Se le estaban acabando las opciones. Decidió apuntarse a un curso nocturno para obtener un título de Stadtbilderklärerin («explicadora de callejero»).
—¿De qué? —No he oído esa palabra en mi vida.
Julia me explica que significa «guía turística», pero que en la RDA la palabra «guía» (Führer) fue prohibida después de lo de Hitler, el Führer. Como el verbo führen también significa «conducir», eso suponía que tampoco había conductores de trenes (sino un Lokkapitän o «capitán de locomotora») ni permisos de conducir (sino Fahrerlaubnis o «permiso de marcha»). Ser explicadora de callejero era una forma esporádica de ganar dinero. No daba para vivir.
Julia fue a la oficina de empleo, cogió un número y esperó una cola interminable. Estaba rodeada de gente que había vivido experiencias similares, explicables o no. Se volvió hacia el hombre que tenía detrás y le preguntó:
—¿Cuánto lleva usted en paro?
Antes de que éste pudiese contestar, una funcionaria, una mujer fornida en uniforme, salió de detrás de una columna.
—Señorita, usted no está en paro —ladró.
—Claro que estoy en paro —dijo Julia—. Si no, ¿por qué iba a estar aquí?
—Esto es la oficina de empleo, no la oficina del paro. No está en paro, está buscando empleo.
Julia no se amilanó:
—Estoy buscando empleo porque estoy en paro.
La mujer empezó a gritar de tal forma que la gente de la cola se agazapó, intimidada.
—¡He dicho que no está en paro! ¡Está buscando trabajo! —Y luego, ya casi histérica—: ¡En la República Democrática de Alemania no hay paro!
Voy sumando ficciones made in RDA en la cabeza: que «der Führer» no solo fue eliminado de la historia, también del vocabulario; que las noticias de la tele eran reales y que, en contra de la experiencia de Julia, no había paro. Sin tener culpa de nada, Julia Behrend había caído en el hueco entre la ficción de la RDA y su realidad. Ya no podía seguir conformándose con la ficción. Con lo leal y talentosa que había sido, ahora se veía empujada fuera de la realidad.
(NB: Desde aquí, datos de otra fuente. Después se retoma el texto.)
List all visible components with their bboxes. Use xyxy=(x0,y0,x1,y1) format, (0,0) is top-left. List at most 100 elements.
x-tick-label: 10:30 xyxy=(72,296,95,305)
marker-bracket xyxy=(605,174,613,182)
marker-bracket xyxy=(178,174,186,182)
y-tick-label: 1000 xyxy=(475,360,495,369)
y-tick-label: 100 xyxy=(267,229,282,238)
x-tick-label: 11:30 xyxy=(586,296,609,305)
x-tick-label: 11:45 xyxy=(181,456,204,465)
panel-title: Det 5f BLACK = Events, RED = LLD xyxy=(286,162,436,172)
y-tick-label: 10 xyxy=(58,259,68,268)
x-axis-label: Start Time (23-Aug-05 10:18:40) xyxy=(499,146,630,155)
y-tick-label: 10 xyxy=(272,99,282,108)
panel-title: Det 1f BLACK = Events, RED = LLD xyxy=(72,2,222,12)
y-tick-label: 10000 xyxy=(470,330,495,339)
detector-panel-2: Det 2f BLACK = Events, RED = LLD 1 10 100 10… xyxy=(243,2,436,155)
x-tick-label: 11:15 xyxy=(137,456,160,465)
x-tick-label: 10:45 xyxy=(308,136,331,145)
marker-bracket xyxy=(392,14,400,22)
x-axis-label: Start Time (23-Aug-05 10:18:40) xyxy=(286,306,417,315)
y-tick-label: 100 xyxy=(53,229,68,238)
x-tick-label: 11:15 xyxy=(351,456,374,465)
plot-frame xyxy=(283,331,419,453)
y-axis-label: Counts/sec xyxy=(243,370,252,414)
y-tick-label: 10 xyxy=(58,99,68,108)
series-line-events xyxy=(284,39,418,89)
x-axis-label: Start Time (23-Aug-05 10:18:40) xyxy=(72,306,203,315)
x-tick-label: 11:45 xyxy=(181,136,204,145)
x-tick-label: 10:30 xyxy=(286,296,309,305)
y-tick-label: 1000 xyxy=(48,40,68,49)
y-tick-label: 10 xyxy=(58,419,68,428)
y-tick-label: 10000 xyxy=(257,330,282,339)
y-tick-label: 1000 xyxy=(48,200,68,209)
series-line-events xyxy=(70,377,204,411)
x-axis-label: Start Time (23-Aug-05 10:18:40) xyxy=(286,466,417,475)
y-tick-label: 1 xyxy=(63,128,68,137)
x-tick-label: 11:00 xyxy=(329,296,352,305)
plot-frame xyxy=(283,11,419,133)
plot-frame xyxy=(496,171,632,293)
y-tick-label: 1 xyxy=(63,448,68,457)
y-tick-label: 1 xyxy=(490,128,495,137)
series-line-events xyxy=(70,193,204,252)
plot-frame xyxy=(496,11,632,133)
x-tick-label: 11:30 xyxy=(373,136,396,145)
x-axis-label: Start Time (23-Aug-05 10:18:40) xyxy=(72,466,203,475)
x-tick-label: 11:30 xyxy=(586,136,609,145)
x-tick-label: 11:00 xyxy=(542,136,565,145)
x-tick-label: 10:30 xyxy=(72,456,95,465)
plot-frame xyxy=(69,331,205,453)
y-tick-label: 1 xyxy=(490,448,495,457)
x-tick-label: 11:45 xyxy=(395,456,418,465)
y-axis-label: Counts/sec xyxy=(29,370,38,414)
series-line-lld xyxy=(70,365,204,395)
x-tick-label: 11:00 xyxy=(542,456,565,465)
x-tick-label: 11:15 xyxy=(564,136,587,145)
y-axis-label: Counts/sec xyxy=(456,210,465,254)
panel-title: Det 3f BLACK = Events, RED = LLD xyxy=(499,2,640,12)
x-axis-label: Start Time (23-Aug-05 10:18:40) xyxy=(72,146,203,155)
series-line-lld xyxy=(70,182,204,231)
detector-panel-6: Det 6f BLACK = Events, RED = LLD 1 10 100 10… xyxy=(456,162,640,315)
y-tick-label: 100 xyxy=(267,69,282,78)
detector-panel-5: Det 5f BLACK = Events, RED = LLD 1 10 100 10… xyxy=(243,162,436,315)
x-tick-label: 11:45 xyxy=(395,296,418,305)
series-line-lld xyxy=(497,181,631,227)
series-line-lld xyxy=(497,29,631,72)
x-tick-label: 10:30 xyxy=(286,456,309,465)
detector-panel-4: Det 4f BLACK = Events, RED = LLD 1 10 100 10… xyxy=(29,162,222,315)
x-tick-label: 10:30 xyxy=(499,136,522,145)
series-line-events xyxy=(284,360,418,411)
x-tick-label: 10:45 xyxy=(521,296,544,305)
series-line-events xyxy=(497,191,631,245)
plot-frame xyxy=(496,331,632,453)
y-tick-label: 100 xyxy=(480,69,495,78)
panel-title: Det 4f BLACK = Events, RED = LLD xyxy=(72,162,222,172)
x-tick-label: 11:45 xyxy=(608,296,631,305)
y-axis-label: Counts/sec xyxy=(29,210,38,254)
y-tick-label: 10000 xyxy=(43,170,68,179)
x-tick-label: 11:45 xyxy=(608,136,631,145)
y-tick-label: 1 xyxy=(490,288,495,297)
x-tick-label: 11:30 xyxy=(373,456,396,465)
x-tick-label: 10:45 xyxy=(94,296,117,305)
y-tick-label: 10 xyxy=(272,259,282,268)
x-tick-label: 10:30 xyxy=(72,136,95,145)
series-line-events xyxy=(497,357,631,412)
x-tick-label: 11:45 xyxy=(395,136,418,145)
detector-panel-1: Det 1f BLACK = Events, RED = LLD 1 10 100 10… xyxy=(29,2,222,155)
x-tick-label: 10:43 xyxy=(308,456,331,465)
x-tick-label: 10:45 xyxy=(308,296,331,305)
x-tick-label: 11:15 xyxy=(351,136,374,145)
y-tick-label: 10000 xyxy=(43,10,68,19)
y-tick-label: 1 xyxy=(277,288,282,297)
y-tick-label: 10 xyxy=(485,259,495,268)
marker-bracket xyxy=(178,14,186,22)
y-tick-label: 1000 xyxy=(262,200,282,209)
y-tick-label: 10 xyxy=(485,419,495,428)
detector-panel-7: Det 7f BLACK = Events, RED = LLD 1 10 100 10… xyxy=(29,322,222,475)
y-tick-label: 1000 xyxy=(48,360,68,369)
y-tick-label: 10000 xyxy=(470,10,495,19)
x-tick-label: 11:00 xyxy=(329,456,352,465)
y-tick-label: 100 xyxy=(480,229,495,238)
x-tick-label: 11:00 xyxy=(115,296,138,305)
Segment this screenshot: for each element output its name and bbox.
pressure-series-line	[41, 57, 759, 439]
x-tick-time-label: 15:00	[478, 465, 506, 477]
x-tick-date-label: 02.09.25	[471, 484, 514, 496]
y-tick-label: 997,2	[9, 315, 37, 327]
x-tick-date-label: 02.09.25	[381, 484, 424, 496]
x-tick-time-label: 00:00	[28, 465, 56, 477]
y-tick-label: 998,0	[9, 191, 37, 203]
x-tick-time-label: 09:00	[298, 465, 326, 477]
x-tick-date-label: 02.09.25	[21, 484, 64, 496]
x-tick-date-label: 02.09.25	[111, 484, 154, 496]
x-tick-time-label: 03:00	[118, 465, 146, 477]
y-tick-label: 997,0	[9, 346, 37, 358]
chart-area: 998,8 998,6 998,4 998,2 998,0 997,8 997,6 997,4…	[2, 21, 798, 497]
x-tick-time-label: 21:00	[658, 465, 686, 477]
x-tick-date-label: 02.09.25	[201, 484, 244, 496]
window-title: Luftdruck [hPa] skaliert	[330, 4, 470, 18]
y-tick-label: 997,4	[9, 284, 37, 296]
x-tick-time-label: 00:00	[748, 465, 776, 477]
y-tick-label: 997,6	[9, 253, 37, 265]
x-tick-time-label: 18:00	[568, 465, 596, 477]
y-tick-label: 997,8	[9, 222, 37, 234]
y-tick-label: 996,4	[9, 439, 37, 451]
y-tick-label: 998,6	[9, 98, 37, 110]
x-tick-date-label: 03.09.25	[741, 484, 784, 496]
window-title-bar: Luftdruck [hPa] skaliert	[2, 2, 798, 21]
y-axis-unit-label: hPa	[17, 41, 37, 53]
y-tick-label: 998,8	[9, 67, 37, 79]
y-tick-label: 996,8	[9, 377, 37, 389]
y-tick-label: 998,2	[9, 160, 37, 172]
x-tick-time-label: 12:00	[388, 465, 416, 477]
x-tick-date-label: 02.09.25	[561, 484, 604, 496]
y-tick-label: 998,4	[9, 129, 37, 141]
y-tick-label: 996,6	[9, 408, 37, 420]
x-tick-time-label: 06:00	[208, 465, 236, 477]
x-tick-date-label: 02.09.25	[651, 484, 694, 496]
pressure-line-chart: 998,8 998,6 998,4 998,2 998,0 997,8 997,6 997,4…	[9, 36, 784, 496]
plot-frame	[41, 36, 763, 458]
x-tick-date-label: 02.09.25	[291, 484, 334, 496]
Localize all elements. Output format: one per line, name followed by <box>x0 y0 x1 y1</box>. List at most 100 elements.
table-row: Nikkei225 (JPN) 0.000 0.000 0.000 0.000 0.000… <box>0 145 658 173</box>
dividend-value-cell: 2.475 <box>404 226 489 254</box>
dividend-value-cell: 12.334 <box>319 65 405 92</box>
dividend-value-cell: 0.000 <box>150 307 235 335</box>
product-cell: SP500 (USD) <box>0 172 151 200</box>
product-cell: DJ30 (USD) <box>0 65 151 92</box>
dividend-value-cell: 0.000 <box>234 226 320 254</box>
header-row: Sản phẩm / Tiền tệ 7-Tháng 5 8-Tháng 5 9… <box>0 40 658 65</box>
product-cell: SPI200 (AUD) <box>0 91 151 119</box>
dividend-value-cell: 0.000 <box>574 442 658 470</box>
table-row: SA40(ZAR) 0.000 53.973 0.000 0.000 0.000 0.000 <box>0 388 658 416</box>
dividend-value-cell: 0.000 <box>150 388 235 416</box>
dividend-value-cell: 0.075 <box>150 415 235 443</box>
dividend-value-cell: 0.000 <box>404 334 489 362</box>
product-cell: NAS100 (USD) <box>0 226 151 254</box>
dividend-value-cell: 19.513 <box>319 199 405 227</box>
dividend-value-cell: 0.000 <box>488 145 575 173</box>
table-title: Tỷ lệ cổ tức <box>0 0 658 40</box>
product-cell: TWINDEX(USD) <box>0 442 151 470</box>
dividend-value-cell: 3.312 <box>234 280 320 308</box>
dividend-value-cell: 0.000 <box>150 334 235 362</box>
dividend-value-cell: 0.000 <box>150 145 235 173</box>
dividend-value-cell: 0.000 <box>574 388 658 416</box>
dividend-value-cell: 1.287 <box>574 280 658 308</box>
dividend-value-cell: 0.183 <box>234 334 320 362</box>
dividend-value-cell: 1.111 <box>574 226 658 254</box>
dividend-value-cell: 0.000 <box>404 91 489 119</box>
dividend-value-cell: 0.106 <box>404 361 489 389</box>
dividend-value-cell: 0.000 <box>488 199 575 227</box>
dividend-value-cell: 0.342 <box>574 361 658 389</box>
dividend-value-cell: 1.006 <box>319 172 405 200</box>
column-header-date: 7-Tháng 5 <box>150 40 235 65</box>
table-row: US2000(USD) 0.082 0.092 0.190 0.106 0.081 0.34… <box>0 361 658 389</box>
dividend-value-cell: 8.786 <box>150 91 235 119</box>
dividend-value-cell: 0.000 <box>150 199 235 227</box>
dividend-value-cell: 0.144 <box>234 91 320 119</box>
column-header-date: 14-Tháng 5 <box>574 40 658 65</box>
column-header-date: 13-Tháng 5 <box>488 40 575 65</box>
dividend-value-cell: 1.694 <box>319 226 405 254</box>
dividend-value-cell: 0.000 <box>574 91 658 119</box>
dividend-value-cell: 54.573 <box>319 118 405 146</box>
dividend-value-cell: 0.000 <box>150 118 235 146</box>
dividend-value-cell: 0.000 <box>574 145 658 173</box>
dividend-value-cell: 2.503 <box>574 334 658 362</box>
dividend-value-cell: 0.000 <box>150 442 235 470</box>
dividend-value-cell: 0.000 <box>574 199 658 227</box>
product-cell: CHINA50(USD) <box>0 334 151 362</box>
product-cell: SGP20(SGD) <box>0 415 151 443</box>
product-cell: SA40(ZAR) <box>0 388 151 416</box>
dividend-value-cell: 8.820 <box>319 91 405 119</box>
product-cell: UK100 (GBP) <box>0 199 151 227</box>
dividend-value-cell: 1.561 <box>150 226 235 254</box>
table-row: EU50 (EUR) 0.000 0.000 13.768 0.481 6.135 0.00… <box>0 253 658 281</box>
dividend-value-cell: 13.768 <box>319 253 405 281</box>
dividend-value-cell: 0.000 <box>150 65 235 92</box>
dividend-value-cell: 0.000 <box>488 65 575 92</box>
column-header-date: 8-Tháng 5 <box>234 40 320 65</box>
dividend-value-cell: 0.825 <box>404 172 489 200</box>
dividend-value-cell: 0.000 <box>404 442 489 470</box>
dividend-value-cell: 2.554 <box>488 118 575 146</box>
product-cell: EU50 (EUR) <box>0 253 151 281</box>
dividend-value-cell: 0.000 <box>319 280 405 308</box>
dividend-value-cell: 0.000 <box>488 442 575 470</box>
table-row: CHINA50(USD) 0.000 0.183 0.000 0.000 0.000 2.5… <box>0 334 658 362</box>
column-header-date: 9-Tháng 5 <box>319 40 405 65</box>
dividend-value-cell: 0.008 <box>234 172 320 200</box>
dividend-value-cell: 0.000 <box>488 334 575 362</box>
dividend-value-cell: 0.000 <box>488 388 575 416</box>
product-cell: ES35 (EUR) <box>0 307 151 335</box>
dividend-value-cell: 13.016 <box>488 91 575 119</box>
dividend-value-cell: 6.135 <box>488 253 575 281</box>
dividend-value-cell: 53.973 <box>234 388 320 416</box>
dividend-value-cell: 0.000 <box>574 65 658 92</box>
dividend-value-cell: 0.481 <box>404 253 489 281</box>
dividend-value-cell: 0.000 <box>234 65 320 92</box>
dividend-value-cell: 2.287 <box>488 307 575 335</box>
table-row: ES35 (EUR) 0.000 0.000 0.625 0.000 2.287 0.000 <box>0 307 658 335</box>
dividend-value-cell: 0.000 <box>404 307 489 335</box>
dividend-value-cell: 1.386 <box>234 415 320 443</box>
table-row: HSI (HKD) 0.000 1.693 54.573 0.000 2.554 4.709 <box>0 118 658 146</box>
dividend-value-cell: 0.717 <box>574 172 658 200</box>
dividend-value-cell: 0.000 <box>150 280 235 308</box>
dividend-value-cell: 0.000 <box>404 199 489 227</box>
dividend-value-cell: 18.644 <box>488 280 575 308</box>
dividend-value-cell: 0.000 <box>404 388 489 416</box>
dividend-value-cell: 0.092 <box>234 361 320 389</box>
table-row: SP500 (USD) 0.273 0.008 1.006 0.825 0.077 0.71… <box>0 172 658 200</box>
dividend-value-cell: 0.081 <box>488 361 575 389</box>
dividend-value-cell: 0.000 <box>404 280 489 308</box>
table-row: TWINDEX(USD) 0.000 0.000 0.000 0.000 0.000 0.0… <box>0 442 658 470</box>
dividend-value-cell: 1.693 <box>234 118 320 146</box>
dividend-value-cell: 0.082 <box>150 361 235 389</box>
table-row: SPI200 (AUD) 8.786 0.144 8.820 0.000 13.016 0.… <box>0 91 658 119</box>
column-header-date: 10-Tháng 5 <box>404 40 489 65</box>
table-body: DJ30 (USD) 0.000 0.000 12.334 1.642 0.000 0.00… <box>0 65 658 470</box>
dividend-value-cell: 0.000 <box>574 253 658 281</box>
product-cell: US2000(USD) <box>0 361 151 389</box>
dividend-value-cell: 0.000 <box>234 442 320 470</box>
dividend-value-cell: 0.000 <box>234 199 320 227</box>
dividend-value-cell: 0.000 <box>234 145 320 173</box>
Julia podía pensar o bien que había fracasado en todo lo que había intentado, o bien que iban a por ella. O podía no pensar y punto.
—Se podría decir que a partir de ese momento me retiré del mundo. Cada día me acostaba más tarde, creo que estaba deprimida. —Se apuntó a otra escuela nocturna, en esta ocasión de español, pero cada vez tenía más la sensación de que aprendía códigos secretos que se utilizaban fuera de su caverna, que se hablaban en lugares que nunca vería. Después de clase se iba «casi todas las noches» a la discoteca de la ciudad—. Mis padres era como que me dejaban hacer, o eso parecía. Tampoco podían ayudarme mucho más. Creo que les daba pena.
Fue por esa época cuando su hermana pequeña, Katrin, se dio cuenta. El coche era blanco. Lo había visto tres días seguidos en la puerta de la casa antes de comentar nada. Julia no se había fijado.
—Como te he dicho —me mira—, sabía que ese coche estaba allí por mí.
También sabía que seguir con su vida significaría dejarla atrás. Iba a tener que casarse con el novio italiano y largarse. La idea la aterraba.
—Era parte de la atracción que sentía por él… que iba a depender de él para todo, en su casa, en su país y en su idioma. A su merced.
En vacaciones se encontraron en Hungría. En el aeropuerto la llevaron aparte y le registraron el equipaje. Le desatornillaron el secador y le vaciaron las cajas de tampones sobre el mostrador de inspección. Fue en Hungría cuando le dijo que se había terminado.
—Era tan controlador, tan celoso…
Julia se había apartado de él, se había apartado y confinado en casa, y se había apartado de la esperanza. Esto era más que emigración interna: era exilio.